Tchaikovsky created his ballet “The Nutcracker” in 1892, based on French version of E.T.A. Hoffman’s story about a girl’s Christmas adventure into a fantasy land.
It’s a perennial holiday favorite but it took a long time to grow into a classic. The United States was the perfect place for that to happen.
It went from obscurity to a major hit over 60 years.
It was coolly received in St. Petersburg, and definitely not a hit at its premiere. It wasn’t until it was produced in the United States in the 1940s that it became more than a little-known and neglected Tchaikovsky ballet. George Balanchine’s production with the New York City Ballet in 1954 made it a national phenomenon.
The story particularly appeals to American audiences.
America was fertile cultural soil in the 1940s and '50s for this kind of fairy-tale that has more than just a moral. It’s a fantasy story about hope, inspiration, the triumph of good over evil, and the coming-of-age of young love. As with all successful fairy tales, there is something that appeals to us at any age.
Excerpts from the ballet in the 1940 Disney film “Fantasia” contributed to its popularity. And the adaptability of the story allowed early choreographers to set a production in the town where it was being produced, which also increased its appeal.

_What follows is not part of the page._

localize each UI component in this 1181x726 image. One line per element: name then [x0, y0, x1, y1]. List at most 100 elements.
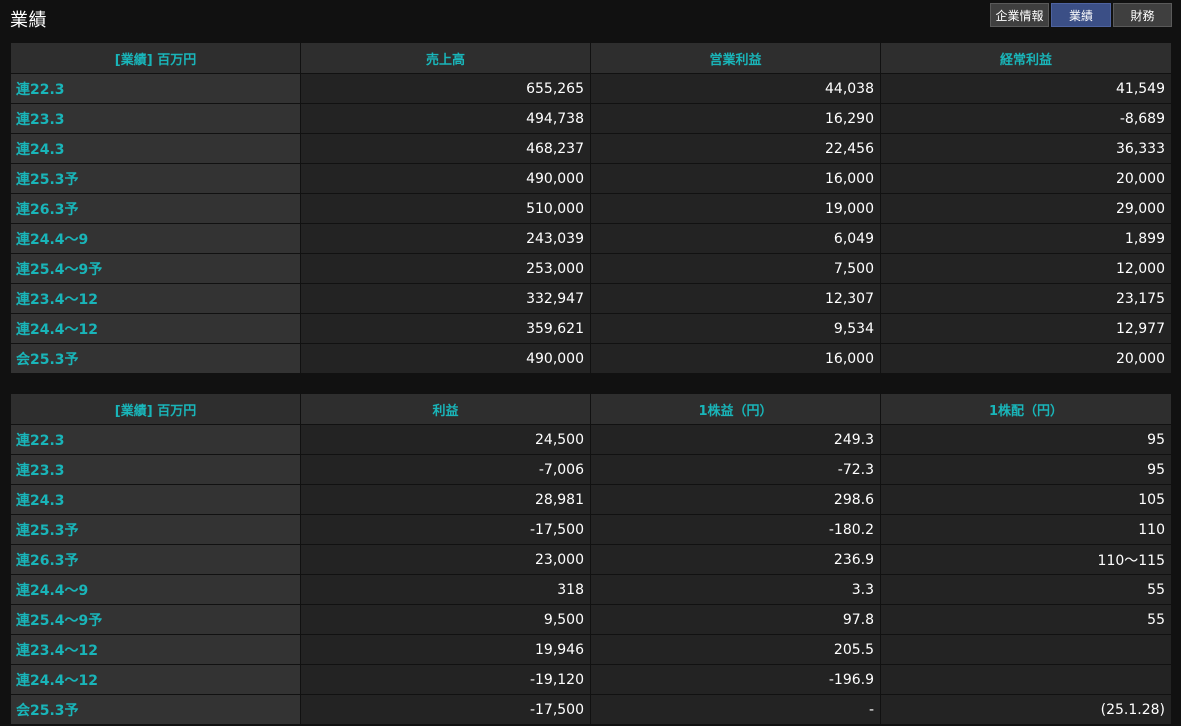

While many people have seen “The Nutcracker” performed, it also continues its growth in part because generations of people have participated in productions of the Nutcracker. About half of all worldwide productions this year of "The Nutcracker" will be in the United States.
Dig a little deeper and “The Nutcracker” is even more special.
Its timeless appeal lies in the genius of Tchaikovsky’s masterful music that not only carries a story but also fills our hearts with the joy of childhood, the warmth of friendship, and the elation of seeing the underdog come out on top.
Beyond that, The Nutcracker is indispensable to the ballet world, and not just financially. It has become the training ground for all potential dancers, since there are male and female roles for every age. Indeed, nearly every ballet career in America began in the form of a mouse or sugar-plum fairy.
According to Jennifer Fisher, author of “Nutcracker Nation: How an Old World Ballet Became a Christmas Tradition in the New World,” "The Nutcracker" is one of the first truly “color-blind” productions. Since it is a fantasy, audiences have always been open to watching a racially diverse cast work together, she writes.